Wendell Weakley, president and CEO of the UM Foundation, said the increased private support in 2016 and 2017 can be accounted for by athletics and UMMC’s campaign for a children’s hospital.
“Those two years alone are a little bit out of the norm – the medical center has this children’s hospital going on that people are really rallying behind,” Weakley said. “And last year, we had a $21 million give from ‘Doc’ Hollingsworth – that really knocked the ball out of the park.”
In addition, the university’s endowments climbed to approximately $675 million in fiscal year 2017 – a significant increase of 12 percent, according to University of Mississippi News. Weakley said the increase in endowments is a direct result of outstanding market activity last year.
When money is endowed, it means it is held permanently and invested or managed by the UM Foundation, with only annual interest spent, according to Tina Hahn, director of Ole Miss Communications.
UMMC will use recent investments to pull in larger entering classes at the School of Medicine and expand its pediatric clinic.
The $11 million renovation of the Gillom Sports Center, home to the soccer, softball, volleyball and rifle programs, has just been completed. Track and field facilities have also been upgraded in the past year, and a new tennis facility is under construction.
Vaught-Hemingway Stadium is still under construction, with new additions of the Lloyd Bell Tower and the Jake Gibbs Letterwinner Walk to the north plaza.
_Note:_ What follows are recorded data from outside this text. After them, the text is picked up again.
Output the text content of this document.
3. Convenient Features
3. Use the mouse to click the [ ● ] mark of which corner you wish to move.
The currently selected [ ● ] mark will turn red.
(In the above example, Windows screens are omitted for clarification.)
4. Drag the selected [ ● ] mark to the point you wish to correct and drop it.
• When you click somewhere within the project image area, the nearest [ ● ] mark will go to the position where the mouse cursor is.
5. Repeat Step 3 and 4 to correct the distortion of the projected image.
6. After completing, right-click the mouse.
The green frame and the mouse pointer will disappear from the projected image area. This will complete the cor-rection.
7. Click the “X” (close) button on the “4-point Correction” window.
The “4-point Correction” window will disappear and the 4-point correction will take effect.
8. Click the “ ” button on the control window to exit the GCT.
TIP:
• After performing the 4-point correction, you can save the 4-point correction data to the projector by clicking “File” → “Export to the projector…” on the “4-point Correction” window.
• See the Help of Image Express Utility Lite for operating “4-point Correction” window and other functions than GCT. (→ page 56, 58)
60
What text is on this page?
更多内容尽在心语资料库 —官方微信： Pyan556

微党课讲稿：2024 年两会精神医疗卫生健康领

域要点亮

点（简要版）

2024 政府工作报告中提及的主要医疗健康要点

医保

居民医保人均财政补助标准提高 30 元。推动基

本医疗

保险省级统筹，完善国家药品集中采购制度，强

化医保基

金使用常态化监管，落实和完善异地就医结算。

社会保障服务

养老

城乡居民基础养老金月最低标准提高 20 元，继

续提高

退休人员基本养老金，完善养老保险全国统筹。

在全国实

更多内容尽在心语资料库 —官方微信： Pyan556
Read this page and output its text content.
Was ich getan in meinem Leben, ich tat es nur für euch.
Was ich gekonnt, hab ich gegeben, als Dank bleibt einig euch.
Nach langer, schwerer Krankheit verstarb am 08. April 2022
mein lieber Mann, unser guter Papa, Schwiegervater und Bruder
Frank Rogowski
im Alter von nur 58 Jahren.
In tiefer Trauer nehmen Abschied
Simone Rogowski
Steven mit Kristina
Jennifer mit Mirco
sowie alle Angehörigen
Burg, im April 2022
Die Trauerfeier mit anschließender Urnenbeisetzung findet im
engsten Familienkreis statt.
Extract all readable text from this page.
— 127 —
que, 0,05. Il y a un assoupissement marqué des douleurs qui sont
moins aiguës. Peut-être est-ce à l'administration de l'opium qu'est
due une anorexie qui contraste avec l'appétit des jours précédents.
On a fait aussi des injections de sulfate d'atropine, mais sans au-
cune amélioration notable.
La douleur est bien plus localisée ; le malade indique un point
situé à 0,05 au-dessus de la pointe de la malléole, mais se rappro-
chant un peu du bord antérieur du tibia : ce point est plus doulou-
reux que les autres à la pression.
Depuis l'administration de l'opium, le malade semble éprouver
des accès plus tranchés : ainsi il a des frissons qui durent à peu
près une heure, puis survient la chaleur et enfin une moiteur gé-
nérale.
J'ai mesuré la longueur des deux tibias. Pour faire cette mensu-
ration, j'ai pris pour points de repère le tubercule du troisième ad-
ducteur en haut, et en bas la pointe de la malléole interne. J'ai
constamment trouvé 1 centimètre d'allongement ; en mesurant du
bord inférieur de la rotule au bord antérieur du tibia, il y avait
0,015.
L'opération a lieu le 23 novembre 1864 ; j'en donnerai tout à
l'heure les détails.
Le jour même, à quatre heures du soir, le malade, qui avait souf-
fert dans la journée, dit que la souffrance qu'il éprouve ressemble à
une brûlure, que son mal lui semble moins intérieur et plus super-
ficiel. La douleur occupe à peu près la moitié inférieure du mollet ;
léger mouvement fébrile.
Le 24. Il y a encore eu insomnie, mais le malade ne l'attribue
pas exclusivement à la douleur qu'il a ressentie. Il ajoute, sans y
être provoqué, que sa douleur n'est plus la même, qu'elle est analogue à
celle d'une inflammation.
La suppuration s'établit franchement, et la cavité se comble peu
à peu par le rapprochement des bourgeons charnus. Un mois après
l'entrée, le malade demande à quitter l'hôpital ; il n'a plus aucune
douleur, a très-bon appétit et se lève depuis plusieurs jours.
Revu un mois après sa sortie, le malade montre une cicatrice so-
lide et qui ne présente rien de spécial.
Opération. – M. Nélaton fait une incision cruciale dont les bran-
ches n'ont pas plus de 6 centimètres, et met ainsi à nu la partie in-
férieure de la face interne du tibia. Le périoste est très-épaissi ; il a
Hahn said the UM Foundation’s Board of Directors and Joint Committee on University Investments and the Athletics Foundation’s Board of Governors all help decide where to allocate funds.
“Deeply dedicated alumni serve on these three entities to help make decisions,” Hahn said.
Weakley said the UM Foundation will be pushing hard this upcoming year to attract donor support for the new STEM building and the Flagship Constellations Initiative, an effort to encourage more cross-disciplinary research.
“We really have tremendous need to help support the STEM building,” Weakley said. “It’s going to be a great resource for the university.”
Weakley said the foundation has a new vice chancellor for development, Charlotte Parks, who will help work toward such goals.
Weakley said he understands the effects private giving has on the Ole Miss community and enjoys seeing donors excited to contribute.
“What I love about my job is working with donors to help them realize their passions,” Weakley said. “Our donors typically are very passionate about some portion of their education or affiliation with Ole Miss.”